Mieux ne vaut pas en dire plus mais sachez juste que les parents seront amenés à rejoindre l'équation à un moment ou à un autre (les noms de Frank Grillo et d'Anna Torv ne sont pas sur l'affiche pour rien après tout). La première partie vécue en immersion aux côtés de Stephanie (excellente petite Shree Crooks aperçue dans "Captain Fantastic") oscille brillamment entre la vision innocente de l'enfance sur les gestes les plus simples du quotidien et la menace redondante d'une présence de plus en plus envahissante que la fillette semble pourtant pouvoir contenir grâce à une série de règles.
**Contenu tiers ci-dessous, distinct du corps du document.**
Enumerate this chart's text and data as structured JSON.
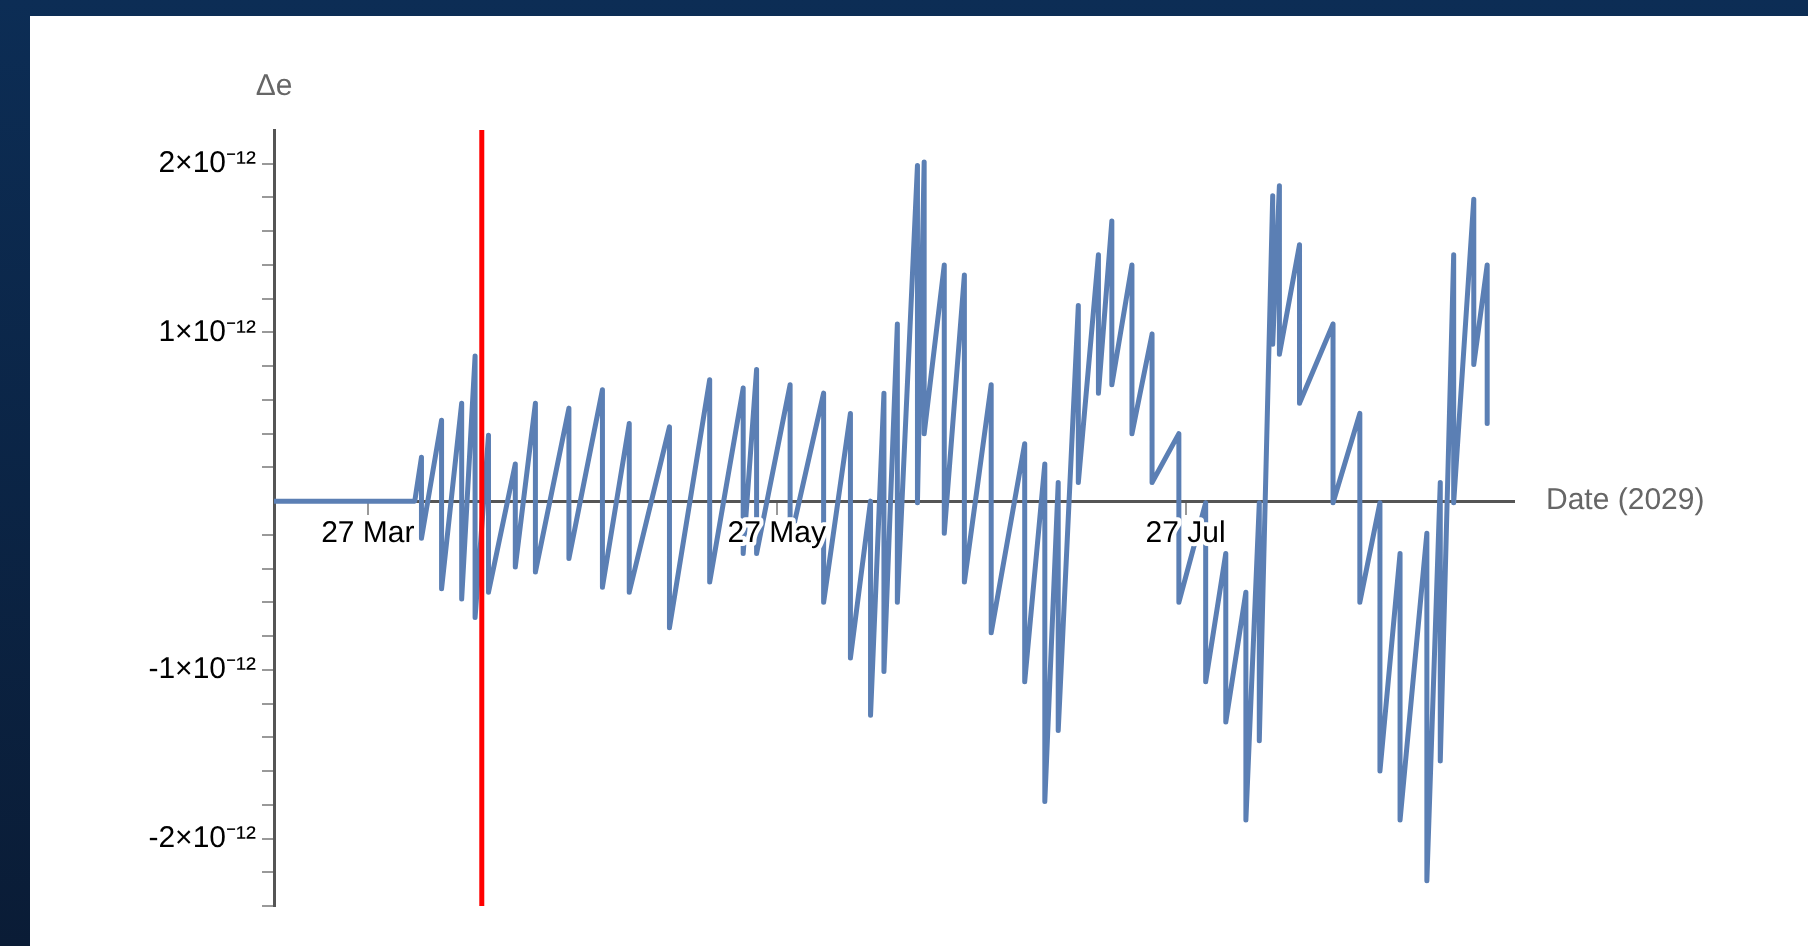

D'ailleurs quelle est la véritable nature de cette dernière ? "Stephanie" nous fait savamment hésiter en mêlant les codes de plusieurs genres (les films de fantômes, de monstre, de SF, ...) afin de mieux entretenir la finalité de son mystère et, surtout, en profiter pour toujours mieux nous attacher au sort de cette petite fille face à ce danger aux multiples formes, une donnée on peut plus capitale pour la suite des événements.


Le deuxième tiers du long-métrage fait donc entrer les parents en scène et offre progressivement les clés à la résolution de son énigme. Encore une fois, le film a la bonne idée de ne pas abattre l'ensemble de ses cartes tout de suite et se laisse le temps de dessiner l'amour bien réel qui existe entre Stephanie et ses parents malgré son abandon afin de préparer le terrain aux enjeux tragiques découlant de la véritable teneur de la révélation tant attendue. Celle-ci nous sera amenée par une addition d'éléments issus en grande partie de l'existence d'une dissonance toujours plus croissante dans cet amour parental et de nouveaux détails sur le contexte extérieur levant le voile sur l'inéluctable drame à venir.
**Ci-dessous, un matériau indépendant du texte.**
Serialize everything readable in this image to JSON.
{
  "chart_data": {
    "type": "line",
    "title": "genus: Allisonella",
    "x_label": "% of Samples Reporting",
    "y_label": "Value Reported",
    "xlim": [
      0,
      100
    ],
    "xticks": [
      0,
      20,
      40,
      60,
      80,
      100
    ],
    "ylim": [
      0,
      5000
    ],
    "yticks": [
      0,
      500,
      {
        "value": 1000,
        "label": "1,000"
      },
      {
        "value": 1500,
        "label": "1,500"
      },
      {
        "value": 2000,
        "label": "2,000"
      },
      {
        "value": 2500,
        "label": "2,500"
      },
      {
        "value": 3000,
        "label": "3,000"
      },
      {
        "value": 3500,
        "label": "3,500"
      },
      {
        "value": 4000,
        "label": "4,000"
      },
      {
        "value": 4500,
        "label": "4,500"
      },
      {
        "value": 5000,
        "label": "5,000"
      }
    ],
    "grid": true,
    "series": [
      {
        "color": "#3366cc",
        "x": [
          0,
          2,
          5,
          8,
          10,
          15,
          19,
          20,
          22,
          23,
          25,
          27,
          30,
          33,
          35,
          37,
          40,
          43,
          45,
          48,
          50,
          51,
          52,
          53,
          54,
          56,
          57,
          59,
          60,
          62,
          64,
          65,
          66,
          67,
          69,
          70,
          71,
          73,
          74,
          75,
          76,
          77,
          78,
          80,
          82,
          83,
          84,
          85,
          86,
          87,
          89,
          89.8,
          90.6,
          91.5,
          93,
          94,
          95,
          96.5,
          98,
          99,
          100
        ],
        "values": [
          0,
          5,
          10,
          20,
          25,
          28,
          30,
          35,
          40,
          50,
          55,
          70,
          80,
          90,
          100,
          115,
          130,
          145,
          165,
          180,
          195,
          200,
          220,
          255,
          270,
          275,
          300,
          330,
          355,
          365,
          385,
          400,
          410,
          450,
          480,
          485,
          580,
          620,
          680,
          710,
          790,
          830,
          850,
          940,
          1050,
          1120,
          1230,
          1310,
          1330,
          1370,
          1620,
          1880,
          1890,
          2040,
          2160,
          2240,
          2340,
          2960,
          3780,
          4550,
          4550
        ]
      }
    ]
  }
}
Mais la grande question est bien entendu de savoir si les réponses apportées sont à la hauteur de nos interrogations suscitées par la première partie du film ? À vrai dire, on reste partagé.
Oui car "Stephanie" a pleinement réussi son pari de nous attacher émotionnellement aux deux parties en lutte dans l'intimité de ce huis-clos et rend palpable la tension dramatique autour d'un terrible dilemme inévitable (les efforts des interprètes en ce sens sont aussi à saluer).
Et non car le film souffre de l'insuffisance des détails disséminés en permanence sur le monde extérieur, leur nombre restreint donne tout autant l'impression de dissimuler un background en réalité bien trop classique qu'il crée une sorte d'inconsistance nuisant à la crédibilité de l'ensemble (il aurait en fait fallu l'étoffer un peu plus vers quelques pistes inédites pour le rendre vraiment réaliste).
Sur ce dernier point, il convient de préciser qu'après avoir été projeté dans des festivals, "Stephanie" a subi un re-montage drastique éliminant un point de vue extérieur qui devait sûrement développer sa mythologie (des scènes se déroulant dans un laboratoire notamment) pour recentrer le film en véritable huis-clos. Un choix qui, de toute évidence, aura eu des conséquences aussi positives que néfastes.
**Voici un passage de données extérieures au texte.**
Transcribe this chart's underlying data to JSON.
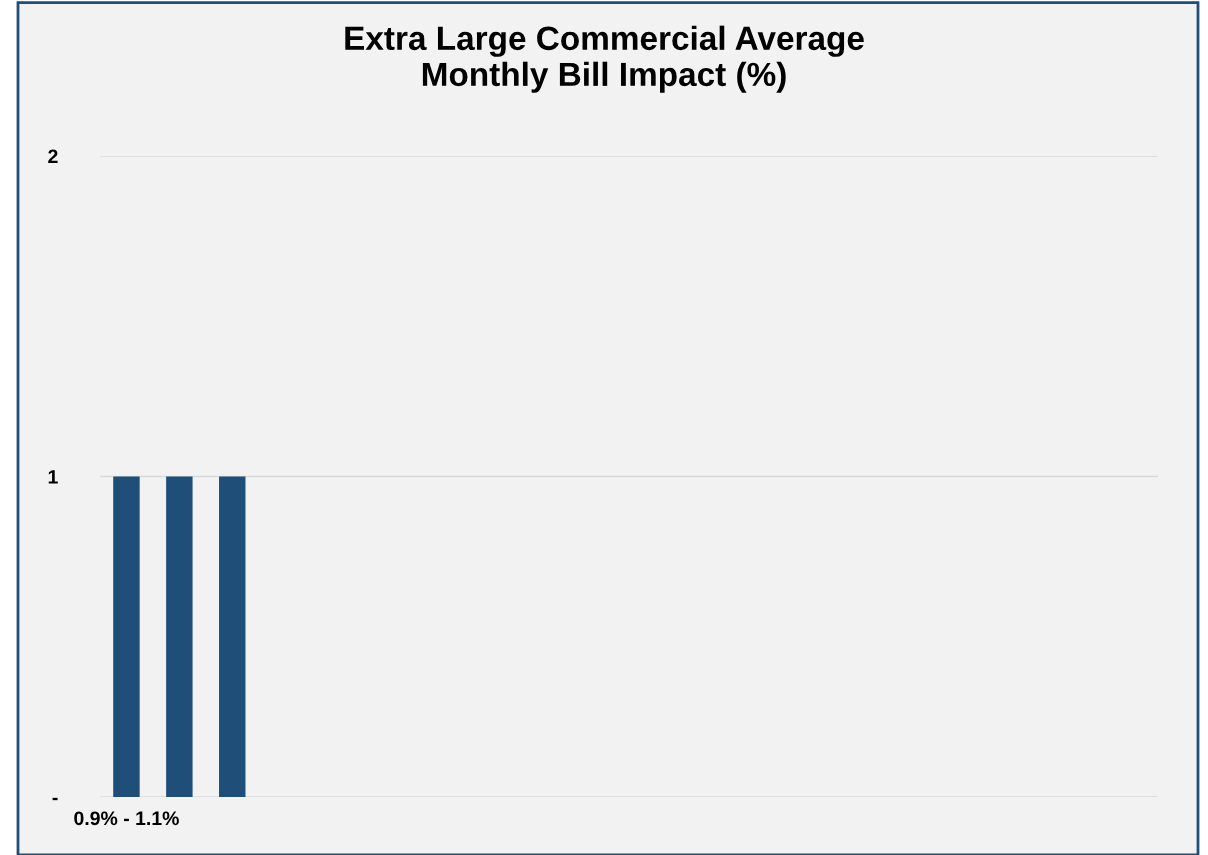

Enfin, la dernière partie, la plus faible, cédera aux sirènes de l'affrontement spectaculaire qui, s'il sera solidement mis en scène, n'offrira plus vraiment grand chose de nouveau au récit sinon une conclusion qui ne cessera d'appuyer sur la cruauté de ce mal, nous obligeant à abandonner notre humanité pour le stopper et conduisant ainsi quelque part à une autre forme de notre propre destruction si ce qui nous définit en tant qu'humain n'est plus.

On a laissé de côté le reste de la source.